A Beauceron fears losing millions of dollars in sales if it is deprived of half of its 50 temporary foreign workers (TET), who can sometimes earn up to $100,000 per year and who are far from being cheap laboraccording to him.
“They earn between $28 an hour and $35 an hour, plus significant benefits. With overtime, some are around $100,000 per year if you calculate everything,” illustrates Louis Veilleux, CEO of the Mundial Group, a sheet metal subcontractor.

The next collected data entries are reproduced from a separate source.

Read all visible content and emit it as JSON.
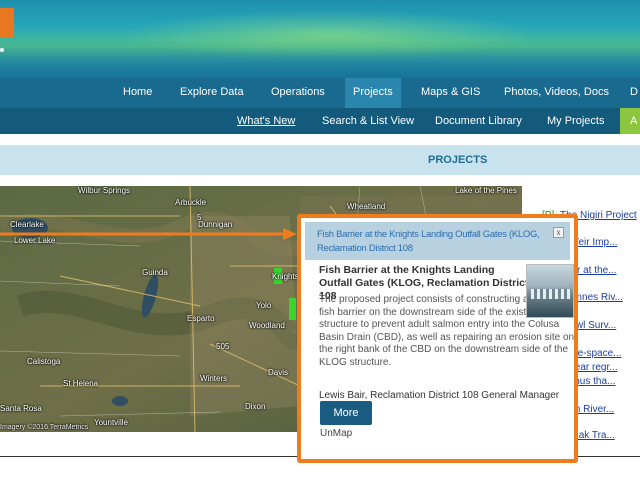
{
  "nav": {
    "items": [
      {
        "label": "Home",
        "active": false
      },
      {
        "label": "Explore Data",
        "active": false
      },
      {
        "label": "Operations",
        "active": false
      },
      {
        "label": "Projects",
        "active": true
      },
      {
        "label": "Maps & GIS",
        "active": false
      },
      {
        "label": "Photos, Videos, Docs",
        "active": false
      },
      {
        "label": "D",
        "active": false
      }
    ]
  },
  "subnav": {
    "items": [
      {
        "label": "What's New"
      },
      {
        "label": "Search & List View"
      },
      {
        "label": "Document Library"
      },
      {
        "label": "My Projects"
      },
      {
        "label": "A"
      }
    ]
  },
  "section": {
    "title": "PROJECTS"
  },
  "map": {
    "places": [
      "Wilbur Springs",
      "Arbuckle",
      "Lake of the Pines",
      "Clearlake",
      "Wheatland",
      "Lower Lake",
      "Dunnigan",
      "Guinda",
      "Knights Landing",
      "Yolo",
      "Esparto",
      "Woodland",
      "Calistoga",
      "Winters",
      "Davis",
      "St Helena",
      "Dixon",
      "Santa Rosa",
      "Yountville"
    ],
    "road_labels": [
      "5",
      "505"
    ],
    "copyright": "Imagery ©2016 TerraMetrics"
  },
  "popup": {
    "header_title": "Fish Barrier at the Knights Landing Outfall Gates (KLOG, Reclamation District 108",
    "close_glyph": "x",
    "title": "Fish Barrier at the Knights Landing Outfall Gates (KLOG, Reclamation District 108",
    "description": "The proposed project consists of constructing a positive fish barrier on the downstream side of the existing KLOG structure to prevent adult salmon entry into the Colusa Basin Drain (CBD), as well as repairing an erosion site on the right bank of the CBD on the downstream side of the KLOG structure.",
    "owner": "Lewis Bair, Reclamation District 108 General Manager",
    "more_label": "More",
    "unmap_label": "UnMap"
  },
  "project_list": [
    {
      "prefix": "[P]",
      "text": "The Nigiri Project"
    },
    {
      "prefix": "",
      "text": "...ace Weir Imp..."
    },
    {
      "prefix": "",
      "text": "...Barrier at the..."
    },
    {
      "prefix": "",
      "text": "...Cosumnes Riv..."
    },
    {
      "prefix": "",
      "text": "...M Trawl Surv..."
    },
    {
      "prefix": "",
      "text": "...of state-space..."
    },
    {
      "prefix": "",
      "text": "...og-linear regr..."
    },
    {
      "prefix": "",
      "text": "...pirinchus tha..."
    },
    {
      "prefix": "",
      "text": "...oaquin River..."
    },
    {
      "prefix": "",
      "text": "...g Kodiak Tra..."
    }
  ],
  "colors": {
    "callout": "#f07c1e",
    "nav": "#1a6a90",
    "subnav": "#135a7c",
    "accent_green": "#8cc63f",
    "link": "#1a3fa0"
  }
}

“If we lose half of our 50 TETs, our sales will drop by $4 million or $6 million on our turnover of $70 million,” sighs the man at the head of the Saint-Lambert company -de-Lauzon.
What shocks Louis Veilleux is that although he has invested more than $6 million in automation in his factories as requested by the government, he still finds himself with his mouth to water.
Louis Veilleux believes that manufacturers are the big losers in a political war between the federal and provincial governments over immigration.
Photo provided by Groupe Mundial
“We think we have factories outside Quebec. We discussed it at the board of directors. Alberta is also interesting because there is one less level of government there,” breathes the leader.
Since mid-September, SMEs can employ half as many low-paid foreign workers, or a maximum of 10% of their workforce, compared to 20% previously. They can have a work visa of up to one year, rather than two years. Ottawa is also forcing employers to increase the median wage by $5.49, from $27.47 to $32.96 per hour.
In recent weeks, The Journal has told several stories of SME bosses who are preparing to lose big with these new rules.
Table provided by MEQ
«Political sandwich»
Since then, manufacturers have not given up: they want to be excluded from these new rules like construction and the agri-food industry.
“We are caught in a political sandwich and no one thinks about the economy in that. Governments could help us,” loudly denounces Julie White, interim spokesperson for Manufacturiers Exportateurs du Québec (MEQ).
“It is not true that there are workers available and that we can replace workers with machines by snapping our fingers,” she sighs.
Exorbitant costs
According to a survey obtained by The Journal of the sectoral committee for manpower in industrial metal manufacturing (PERFORM), carried out with 79 manufacturers, colossal sums have already been invested for TETs.
More than 37% have had to spend more than $50,000 to accommodate them over the last three years. Some 21% injected between $10,000 and $24,999 for transportation.
In total, more than 61% say they do not have enough employees to have “normal productivity”, even if they have invested in automation to the tune of 71%.
“We have 32 TFWs. They are well integrated. Their children go to school. We will lose a qualified workforce. We are going to lose a good million dollars in sales,” regrets Marie-Jeanne Bonneau, deputy general manager of the family business Industries Dodec, in Saguenay.
Marie-Jeanne Bonneau, deputy general director of the family business Industries Dodec
Photo provided by Dodec
“I wonder if the government is behind us or not,” asks the machining and welding SME.